8. Trouble with Distributed Systems

This article discusses about the various problems with distributed systems - networks,clocks and timing issues and how to reason about the system state after these failures.

Networks

In distributed system parts of the system could fail. These partial failures causes the non determinism as we cant predict what operations will fail. These two together make distributed systems hard to work with and reason about

We heavily focus on Shared-nothing distributed systems. It has become the defacto for building internet services due to below factors.

It requires no special hardware
Can use cloud computing services
High reliability through redundancy

The link between these systems is the unreliable networks which we will discuss below. Internet is an asynchronous(packet switched) network unlike telephone. It is not possible to predict the traffic requirements in internet. There are no guarantees about delays or reliability of the network. Network congestion, queueing, and unbounded delays will happen.

The first step is detecting faults in network.

If communicating process crashed, OS typically closes TCP connections by sending FIN or RST
Atlernatively, node can intimate other nodes about failure(as in Hbase)
But typically,no response indicates that node is down.

This can be detecting by periodically sending requests and waiting for response. But how long should we wait is a difficult problem. Node may be still active but respond a bit delayed. The delay could be due to heavy CPU load at receiver or TCP flow control from sender.

In these cases, systems can continually measure response times and their variability (jitter). Use this information to adjust timeouts according to the observed response time distribution.

Clocks

Time is a tricky business in distributed systems. We will first look at clocks which measure or rather display time.

Time of Day - Well known to humans . Returns current day and time according to some calendar. These are usually kept in sync using Network Time Protocol (NTP) server. These synchronizations might sometimes feel like time is jumping ahead and back. if local node is ahead of NTP server, it will be brought back and vice versa.

Monotonic - Simple example is a counter incrementing at set duration. For example System.nanoTime in java. These are ever increasing and absolute value of it makes no sense. Rather it is used to identify elapsed duration by checking at various time. The difference can be used to identify timeouts of a node. NTP adjusts the frequency at which the monotonic clock moves forward known as slewing the clock. NTP does this if it detects that the computer’s local quartz is moving faster or slower than the NTP server.

NTP based synchronization is very tricky and generally relying on it in distributed systems is very troublesome. Logical clocks are an alternative to physical clocks for ordering events in distributed systems.

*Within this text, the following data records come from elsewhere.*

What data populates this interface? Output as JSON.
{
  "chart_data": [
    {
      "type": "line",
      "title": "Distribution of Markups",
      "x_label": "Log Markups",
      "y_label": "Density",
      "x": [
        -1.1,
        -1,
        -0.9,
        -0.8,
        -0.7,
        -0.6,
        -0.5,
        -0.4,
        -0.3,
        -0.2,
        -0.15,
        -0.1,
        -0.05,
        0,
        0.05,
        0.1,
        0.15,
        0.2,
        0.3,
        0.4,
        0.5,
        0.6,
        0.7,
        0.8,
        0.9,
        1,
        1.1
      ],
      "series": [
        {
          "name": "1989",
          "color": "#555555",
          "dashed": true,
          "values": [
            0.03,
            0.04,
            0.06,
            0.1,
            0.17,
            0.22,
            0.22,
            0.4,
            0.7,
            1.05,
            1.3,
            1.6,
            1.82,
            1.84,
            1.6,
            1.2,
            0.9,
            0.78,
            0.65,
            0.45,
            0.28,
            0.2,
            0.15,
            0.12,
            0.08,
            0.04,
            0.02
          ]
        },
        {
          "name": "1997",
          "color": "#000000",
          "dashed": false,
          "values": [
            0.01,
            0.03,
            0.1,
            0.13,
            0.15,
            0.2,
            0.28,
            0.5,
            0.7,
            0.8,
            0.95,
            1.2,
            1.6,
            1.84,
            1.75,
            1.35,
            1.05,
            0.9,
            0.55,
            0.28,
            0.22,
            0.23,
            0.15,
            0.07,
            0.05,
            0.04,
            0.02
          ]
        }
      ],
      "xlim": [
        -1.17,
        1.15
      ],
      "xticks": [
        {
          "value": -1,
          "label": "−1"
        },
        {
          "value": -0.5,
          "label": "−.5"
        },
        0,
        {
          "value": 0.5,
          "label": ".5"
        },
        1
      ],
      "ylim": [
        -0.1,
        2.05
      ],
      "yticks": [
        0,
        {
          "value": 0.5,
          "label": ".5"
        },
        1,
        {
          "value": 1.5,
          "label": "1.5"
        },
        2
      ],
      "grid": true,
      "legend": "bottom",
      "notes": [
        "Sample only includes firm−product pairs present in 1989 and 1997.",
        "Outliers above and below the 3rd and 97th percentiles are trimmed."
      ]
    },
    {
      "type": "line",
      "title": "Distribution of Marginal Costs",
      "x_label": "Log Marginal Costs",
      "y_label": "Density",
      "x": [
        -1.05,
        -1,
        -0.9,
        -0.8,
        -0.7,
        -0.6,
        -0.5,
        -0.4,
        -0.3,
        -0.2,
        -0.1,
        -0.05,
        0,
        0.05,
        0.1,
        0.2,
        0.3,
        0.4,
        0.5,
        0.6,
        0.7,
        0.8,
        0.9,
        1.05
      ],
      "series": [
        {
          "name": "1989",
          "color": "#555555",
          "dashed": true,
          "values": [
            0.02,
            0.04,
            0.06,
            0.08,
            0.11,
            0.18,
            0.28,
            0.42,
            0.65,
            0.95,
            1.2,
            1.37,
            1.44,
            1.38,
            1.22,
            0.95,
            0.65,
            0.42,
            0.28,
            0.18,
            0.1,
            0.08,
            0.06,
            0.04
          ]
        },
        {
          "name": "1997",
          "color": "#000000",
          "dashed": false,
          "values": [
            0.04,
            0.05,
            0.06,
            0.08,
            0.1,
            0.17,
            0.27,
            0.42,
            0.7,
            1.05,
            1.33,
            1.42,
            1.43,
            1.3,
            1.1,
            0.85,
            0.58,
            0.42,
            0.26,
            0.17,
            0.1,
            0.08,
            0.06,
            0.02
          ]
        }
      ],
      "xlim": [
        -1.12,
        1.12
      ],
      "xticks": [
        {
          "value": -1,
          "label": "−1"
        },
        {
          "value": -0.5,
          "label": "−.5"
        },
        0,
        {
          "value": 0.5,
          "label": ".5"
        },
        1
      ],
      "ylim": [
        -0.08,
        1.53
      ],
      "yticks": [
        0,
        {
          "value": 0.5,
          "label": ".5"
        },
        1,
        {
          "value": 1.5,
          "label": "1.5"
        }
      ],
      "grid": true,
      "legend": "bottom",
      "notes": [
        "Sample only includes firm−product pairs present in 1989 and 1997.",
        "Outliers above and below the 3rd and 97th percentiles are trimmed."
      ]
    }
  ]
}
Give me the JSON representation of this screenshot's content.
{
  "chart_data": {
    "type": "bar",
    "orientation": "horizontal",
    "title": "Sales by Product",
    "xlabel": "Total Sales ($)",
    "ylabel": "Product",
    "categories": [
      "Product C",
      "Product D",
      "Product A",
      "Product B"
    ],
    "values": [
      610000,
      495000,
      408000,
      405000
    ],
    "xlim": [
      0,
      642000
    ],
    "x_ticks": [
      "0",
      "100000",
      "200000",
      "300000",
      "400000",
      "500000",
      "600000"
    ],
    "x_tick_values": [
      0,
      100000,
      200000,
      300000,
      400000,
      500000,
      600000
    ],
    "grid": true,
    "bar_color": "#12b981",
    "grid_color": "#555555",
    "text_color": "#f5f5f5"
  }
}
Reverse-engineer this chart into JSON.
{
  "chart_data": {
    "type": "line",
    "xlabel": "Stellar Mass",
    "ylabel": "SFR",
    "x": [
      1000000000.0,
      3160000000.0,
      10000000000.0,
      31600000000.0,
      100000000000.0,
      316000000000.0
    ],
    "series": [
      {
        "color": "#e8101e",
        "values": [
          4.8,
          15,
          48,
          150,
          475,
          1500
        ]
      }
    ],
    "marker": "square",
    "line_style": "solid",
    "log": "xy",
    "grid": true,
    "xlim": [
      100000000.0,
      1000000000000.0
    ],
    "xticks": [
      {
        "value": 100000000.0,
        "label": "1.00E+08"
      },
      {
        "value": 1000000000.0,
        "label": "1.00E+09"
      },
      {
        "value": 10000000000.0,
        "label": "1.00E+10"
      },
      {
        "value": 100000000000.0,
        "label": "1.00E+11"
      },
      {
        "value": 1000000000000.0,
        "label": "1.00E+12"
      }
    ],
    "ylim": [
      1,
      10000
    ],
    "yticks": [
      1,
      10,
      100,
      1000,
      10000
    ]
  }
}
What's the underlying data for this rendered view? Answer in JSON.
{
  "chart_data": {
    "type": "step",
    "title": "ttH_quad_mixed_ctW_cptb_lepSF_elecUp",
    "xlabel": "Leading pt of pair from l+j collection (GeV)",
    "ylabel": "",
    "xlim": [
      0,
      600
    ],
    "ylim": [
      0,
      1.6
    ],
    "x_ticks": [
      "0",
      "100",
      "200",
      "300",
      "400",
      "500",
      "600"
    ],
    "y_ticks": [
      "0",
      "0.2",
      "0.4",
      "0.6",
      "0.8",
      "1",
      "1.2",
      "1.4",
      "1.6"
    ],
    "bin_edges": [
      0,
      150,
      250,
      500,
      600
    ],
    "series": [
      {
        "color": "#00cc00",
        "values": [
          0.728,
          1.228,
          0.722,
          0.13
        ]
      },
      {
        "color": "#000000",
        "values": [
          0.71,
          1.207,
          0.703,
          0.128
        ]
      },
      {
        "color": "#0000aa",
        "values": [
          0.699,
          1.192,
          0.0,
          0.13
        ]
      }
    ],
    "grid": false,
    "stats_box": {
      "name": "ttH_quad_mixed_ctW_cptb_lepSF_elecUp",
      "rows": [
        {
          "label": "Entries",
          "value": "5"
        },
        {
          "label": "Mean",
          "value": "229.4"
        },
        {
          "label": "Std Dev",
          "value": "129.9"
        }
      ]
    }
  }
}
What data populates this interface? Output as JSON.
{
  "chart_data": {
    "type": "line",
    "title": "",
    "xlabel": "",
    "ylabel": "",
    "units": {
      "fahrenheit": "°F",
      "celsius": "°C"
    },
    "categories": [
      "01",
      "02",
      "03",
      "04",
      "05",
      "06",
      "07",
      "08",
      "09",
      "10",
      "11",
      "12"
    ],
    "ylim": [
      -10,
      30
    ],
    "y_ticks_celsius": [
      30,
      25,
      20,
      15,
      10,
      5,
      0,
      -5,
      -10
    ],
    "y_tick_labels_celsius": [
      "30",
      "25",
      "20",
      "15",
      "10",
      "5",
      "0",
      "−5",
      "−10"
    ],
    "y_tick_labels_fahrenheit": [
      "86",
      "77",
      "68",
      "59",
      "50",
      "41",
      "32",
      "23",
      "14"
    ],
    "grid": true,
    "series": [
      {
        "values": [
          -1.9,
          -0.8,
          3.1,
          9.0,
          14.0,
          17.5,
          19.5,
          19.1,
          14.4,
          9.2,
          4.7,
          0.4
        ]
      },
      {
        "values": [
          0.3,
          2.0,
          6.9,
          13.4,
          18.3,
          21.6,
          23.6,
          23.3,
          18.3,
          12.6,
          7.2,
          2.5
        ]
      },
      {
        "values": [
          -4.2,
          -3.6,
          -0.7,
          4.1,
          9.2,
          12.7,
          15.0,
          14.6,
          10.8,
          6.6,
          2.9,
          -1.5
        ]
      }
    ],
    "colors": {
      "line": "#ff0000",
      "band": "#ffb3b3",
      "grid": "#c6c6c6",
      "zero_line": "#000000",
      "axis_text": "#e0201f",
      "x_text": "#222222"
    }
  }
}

We have looked so far at the unreliable nature of distributed systems. How do we go about in this difficult environment ?

Truth is what Majority Says - Concept of Quorum. Node is alive/leader if majority of nodes say so. But still the node can consider itself a leader and tried to boss around (Write to storage etc.)

We can address this by the concept of fencing. Resource is protected by a fence which accepts the request only if fencing token is greater than the last request.

Image from Data Intensive Distributed Applications

System Model

Algorithms should have less dependence on hardware details and software configuration. System model is an abstraction of the algorithm's assumption over the potential faults of systems.

With regard to timing assumptions, three system models are in common use:

Synchronous model : Assumes network delay,process pauses and clock error will be within a fixed upper bound. Not realistic for distributed systems
Partially synchronous model : Like synchronous but sometimes exceeds the upper bound. Realistic model of many systems today
Asynchronous model : No Assumptions about clock but very restrictive programming model

The System models for handling node failures are

Crash-stop faults : A node once failed never comes back online.
Crash-recovery faults : Node comes back online after sometime but will lose its state.
Byzantine (arbitrary) faults : Node can do anything even maliciously advertise wrong state.

For modeling real systems, partially synchronous model with crash-recovery faults is generally the most useful model. But how do distributed algorithms cope with that model?. The following properties define the correctness of an algorithm

Safety

Simply put nothing bad happens to the system. We can look at this with example. If we are generating fencing tokens for a lock , we may require the algorithm to have the following properties:

Uniqueness : No two requests for a fencing token return the same value.
Monotonic sequence: If request x returned token tx, and request y returned token ty, and x completed before y began, then tx < ty.

Liveness

Bad things could have happened but the system becomes good eventually. An example property would be

Availability : A node that requests a fencing token and does not crash eventually receives a response.

This chapter has been all about problems with distributed systems. We will move onto handling them in coming chapters.